Contrariamente a Usa, Uk, Australia o Canada, i coreani sembrano aver preso la pandemia con un approccio tutto loro. Quasi due terzi dei consumatori di vino importato affermano di voler tornare al ristorante non appena sarà consentito. Inoltre, i consumatori in questo mercato sembrano meno preoccupati di salire su un aereo o di andare al cinema – di nuovo, in netto contrasto con gli anglosassoni.
Tuttavia, l’insorgenza del virus e delle relative restrizioni hanno condotto il bevitore di vino a ridurrne il consumo. Mentre americani o canadesi hanno continuato a bere vino – anche se con una spesa per bottiglia inferiore – durante la pandemia i coreani hanno acquistato meno vino e hanno speso meno per bottiglia. Questa parsimonia è coerente tra i diversi segmenti di età, sesso e persino livello di coinvolgimento, con gli amanti del vino altamente coinvolti che hanno leggermente aumentato il loro consumo ma hanno significativamente ridotto quanto spendono in bottiglia.
Un fattore esplicativo per questa mancanza da spinta per il vino durante la pandemia è l’assenza di Internet come fattore di acquisto. A differenza di altri mercati, la Corea del Sud non dispone di un canale di vendita al dettaglio di vino online funzionante, poiché ciò è ancora vietato dalla legislazione del governo. La prospettiva di dover acquistare vino in un negozio fisico (insieme ad altre necessità quotidiane quali cibo e bevande) potrebbe aver ridotto la tentazione di indulgere in acquisti extra di vino.

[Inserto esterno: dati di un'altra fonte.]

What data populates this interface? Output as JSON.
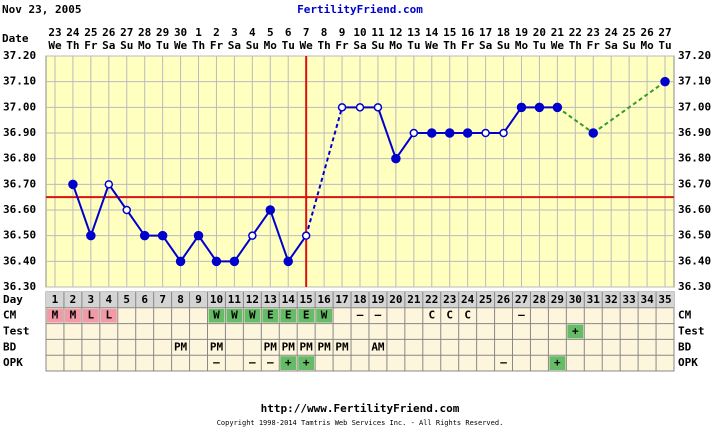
{
  "header": {
    "date": "Nov 23, 2005",
    "site": "FertilityFriend.com",
    "date_label": "Date",
    "dates": [
      "23",
      "24",
      "25",
      "26",
      "27",
      "28",
      "29",
      "30",
      "1",
      "2",
      "3",
      "4",
      "5",
      "6",
      "7",
      "8",
      "9",
      "10",
      "11",
      "12",
      "13",
      "14",
      "15",
      "16",
      "17",
      "18",
      "19",
      "20",
      "21",
      "22",
      "23",
      "24",
      "25",
      "26",
      "27"
    ],
    "weekdays": [
      "We",
      "Th",
      "Fr",
      "Sa",
      "Su",
      "Mo",
      "Tu",
      "We",
      "Th",
      "Fr",
      "Sa",
      "Su",
      "Mo",
      "Tu",
      "We",
      "Th",
      "Fr",
      "Sa",
      "Su",
      "Mo",
      "Tu",
      "We",
      "Th",
      "Fr",
      "Sa",
      "Su",
      "Mo",
      "Tu",
      "We",
      "Th",
      "Fr",
      "Sa",
      "Su",
      "Mo",
      "Tu"
    ]
  },
  "chart_data": {
    "type": "line",
    "day_label": "Day",
    "categories": [
      1,
      2,
      3,
      4,
      5,
      6,
      7,
      8,
      9,
      10,
      11,
      12,
      13,
      14,
      15,
      16,
      17,
      18,
      19,
      20,
      21,
      22,
      23,
      24,
      25,
      26,
      27,
      28,
      29,
      30,
      31,
      32,
      33,
      34,
      35
    ],
    "values": [
      null,
      36.7,
      36.5,
      36.7,
      36.6,
      36.5,
      36.5,
      36.4,
      36.5,
      36.4,
      36.4,
      36.5,
      36.6,
      36.4,
      36.5,
      null,
      37.0,
      37.0,
      37.0,
      36.8,
      36.9,
      36.9,
      36.9,
      36.9,
      36.9,
      36.9,
      37.0,
      37.0,
      37.0,
      null,
      36.9,
      null,
      null,
      null,
      37.1
    ],
    "open": [
      false,
      false,
      false,
      true,
      true,
      false,
      false,
      false,
      false,
      false,
      false,
      true,
      false,
      false,
      true,
      false,
      true,
      true,
      true,
      false,
      true,
      false,
      false,
      false,
      true,
      true,
      false,
      false,
      false,
      false,
      false,
      false,
      false,
      false,
      false
    ],
    "color": "#0000cc",
    "gap_colors": [
      "#0000cc",
      "#339933",
      "#339933"
    ],
    "coverline": 36.65,
    "ovulation_day": 15,
    "marker_line_color": "#dd1111",
    "ylim": [
      36.3,
      37.2
    ],
    "yticks": [
      {
        "value": 36.3,
        "label": "36.30"
      },
      {
        "value": 36.4,
        "label": "36.40"
      },
      {
        "value": 36.5,
        "label": "36.50"
      },
      {
        "value": 36.6,
        "label": "36.60"
      },
      {
        "value": 36.7,
        "label": "36.70"
      },
      {
        "value": 36.8,
        "label": "36.80"
      },
      {
        "value": 36.9,
        "label": "36.90"
      },
      {
        "value": 37.0,
        "label": "37.00"
      },
      {
        "value": 37.1,
        "label": "37.10"
      },
      {
        "value": 37.2,
        "label": "37.20"
      }
    ],
    "grid": true
  },
  "rows": [
    {
      "label": "CM",
      "cells": [
        "M",
        "M",
        "L",
        "L",
        null,
        null,
        null,
        null,
        null,
        "W",
        "W",
        "W",
        "E",
        "E",
        "E",
        "W",
        null,
        "–",
        "–",
        null,
        null,
        "C",
        "C",
        "C",
        null,
        null,
        "–",
        null,
        null,
        null,
        null,
        null,
        null,
        null,
        null
      ]
    },
    {
      "label": "Test",
      "cells": [
        null,
        null,
        null,
        null,
        null,
        null,
        null,
        null,
        null,
        null,
        null,
        null,
        null,
        null,
        null,
        null,
        null,
        null,
        null,
        null,
        null,
        null,
        null,
        null,
        null,
        null,
        null,
        null,
        null,
        "+",
        null,
        null,
        null,
        null,
        null
      ]
    },
    {
      "label": "BD",
      "cells": [
        null,
        null,
        null,
        null,
        null,
        null,
        null,
        "PM",
        null,
        "PM",
        null,
        null,
        "PM",
        "PM",
        "PM",
        "PM",
        "PM",
        null,
        "AM",
        null,
        null,
        null,
        null,
        null,
        null,
        null,
        null,
        null,
        null,
        null,
        null,
        null,
        null,
        null,
        null
      ]
    },
    {
      "label": "OPK",
      "cells": [
        null,
        null,
        null,
        null,
        null,
        null,
        null,
        null,
        null,
        "–",
        null,
        "–",
        "–",
        "+",
        "+",
        null,
        null,
        null,
        null,
        null,
        null,
        null,
        null,
        null,
        null,
        "–",
        null,
        null,
        "+",
        null,
        null,
        null,
        null,
        null,
        null
      ]
    }
  ],
  "cell_fills": {
    "M": "#f29aa8",
    "L": "#f29aa8",
    "W": "#66bb66",
    "E": "#66bb66",
    "+": "#66bb66"
  },
  "footer": {
    "url": "http://www.FertilityFriend.com",
    "copyright": "Copyright 1998-2014 Tamtris Web Services Inc. - All Rights Reserved."
  }
}
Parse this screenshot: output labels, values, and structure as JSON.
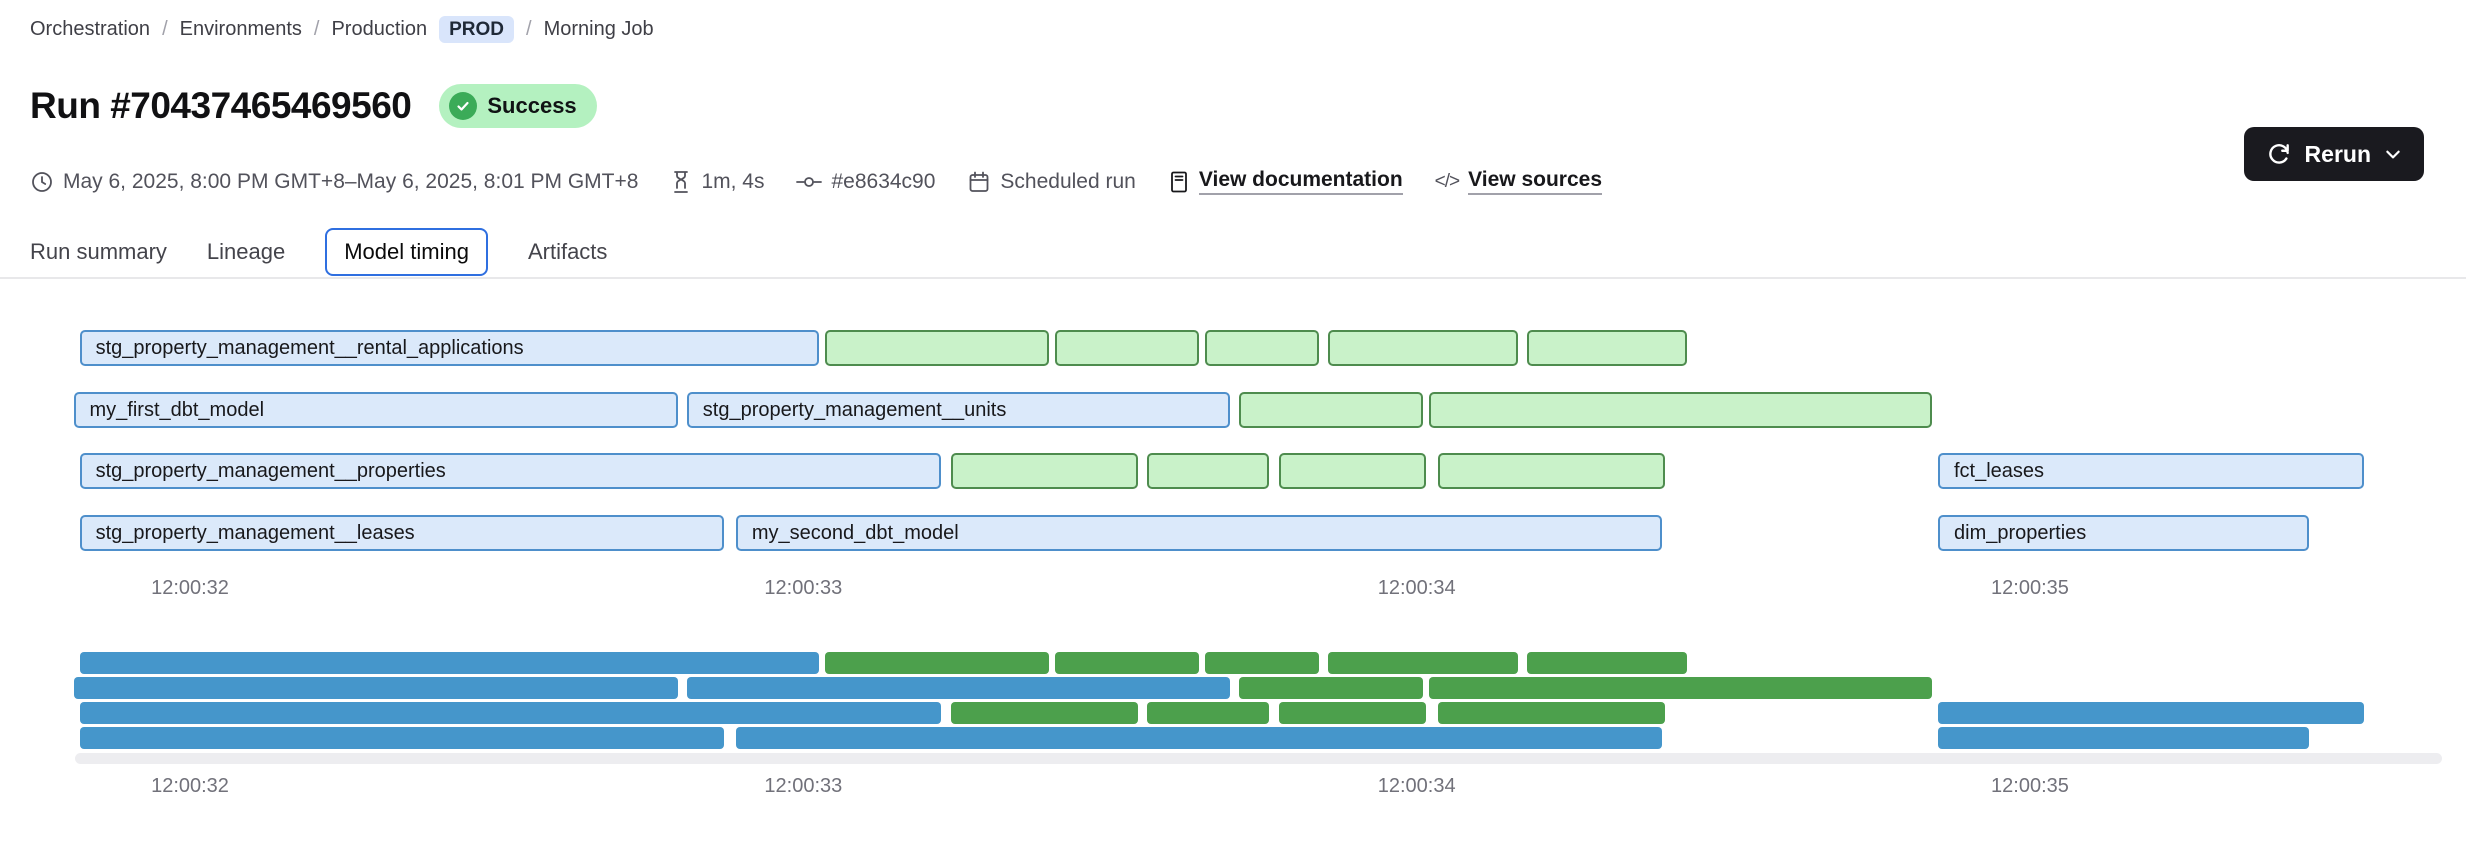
{
  "breadcrumb": {
    "separator": "/",
    "orchestration": "Orchestration",
    "environments": "Environments",
    "production": "Production",
    "env_badge": "PROD",
    "job": "Morning Job"
  },
  "header": {
    "title": "Run #70437465469560",
    "status_label": "Success"
  },
  "actions": {
    "rerun_label": "Rerun"
  },
  "meta": {
    "time_range": "May 6, 2025, 8:00 PM GMT+8–May 6, 2025, 8:01 PM GMT+8",
    "duration": "1m, 4s",
    "commit": "#e8634c90",
    "trigger": "Scheduled run",
    "documentation_link": "View documentation",
    "sources_link": "View sources",
    "code_glyph": "</>"
  },
  "tabs": {
    "run_summary": "Run summary",
    "lineage": "Lineage",
    "model_timing": "Model timing",
    "artifacts": "Artifacts"
  },
  "chart_data": {
    "type": "gantt",
    "title": "Model timing",
    "time_axis": {
      "ticks": [
        "12:00:32",
        "12:00:33",
        "12:00:34",
        "12:00:35"
      ],
      "tick_seconds": [
        32,
        33,
        34,
        35
      ]
    },
    "colors": {
      "bar_blue_fill": "#dbe9fa",
      "bar_blue_border": "#4e8fcb",
      "bar_green_fill": "#c9f2c9",
      "bar_green_border": "#4e8c4e",
      "mini_blue": "#4596cb",
      "mini_green": "#4ca04c"
    },
    "rows": [
      {
        "bars": [
          {
            "label": "stg_property_management__rental_applications",
            "color": "blue",
            "start": 31.82,
            "end": 33.03
          },
          {
            "label": "",
            "color": "green",
            "start": 33.035,
            "end": 33.405
          },
          {
            "label": "",
            "color": "green",
            "start": 33.41,
            "end": 33.65
          },
          {
            "label": "",
            "color": "green",
            "start": 33.655,
            "end": 33.845
          },
          {
            "label": "",
            "color": "green",
            "start": 33.855,
            "end": 34.17
          },
          {
            "label": "",
            "color": "green",
            "start": 34.18,
            "end": 34.445
          }
        ]
      },
      {
        "bars": [
          {
            "label": "my_first_dbt_model",
            "color": "blue",
            "start": 31.81,
            "end": 32.8
          },
          {
            "label": "stg_property_management__units",
            "color": "blue",
            "start": 32.81,
            "end": 33.7
          },
          {
            "label": "",
            "color": "green",
            "start": 33.71,
            "end": 34.015
          },
          {
            "label": "",
            "color": "green",
            "start": 34.02,
            "end": 34.845
          }
        ]
      },
      {
        "bars": [
          {
            "label": "stg_property_management__properties",
            "color": "blue",
            "start": 31.82,
            "end": 33.23
          },
          {
            "label": "",
            "color": "green",
            "start": 33.24,
            "end": 33.55
          },
          {
            "label": "",
            "color": "green",
            "start": 33.56,
            "end": 33.765
          },
          {
            "label": "",
            "color": "green",
            "start": 33.775,
            "end": 34.02
          },
          {
            "label": "",
            "color": "green",
            "start": 34.035,
            "end": 34.41
          },
          {
            "label": "fct_leases",
            "color": "blue",
            "start": 34.85,
            "end": 35.55
          }
        ]
      },
      {
        "bars": [
          {
            "label": "stg_property_management__leases",
            "color": "blue",
            "start": 31.82,
            "end": 32.875
          },
          {
            "label": "my_second_dbt_model",
            "color": "blue",
            "start": 32.89,
            "end": 34.405
          },
          {
            "label": "dim_properties",
            "color": "blue",
            "start": 34.85,
            "end": 35.46
          }
        ]
      }
    ]
  }
}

Supponendo che nei prossimi mesi non si verifichino ripetute ricadute del virus, è probabile che il mercato del vino della Corea del Sud, in particolare il suo canale on-trade, si riprenderà abbastanza rapidamente dalla depressione di marzo e aprile. Questo dovrebbe portare a uno sviluppo positivo per i produttori che hanno avuto successo negli anni sul mercato e a fornire prospettive interessanti negli altri mercati in cui le misure di sanità pubblica hanno avuto maggiore efficacia.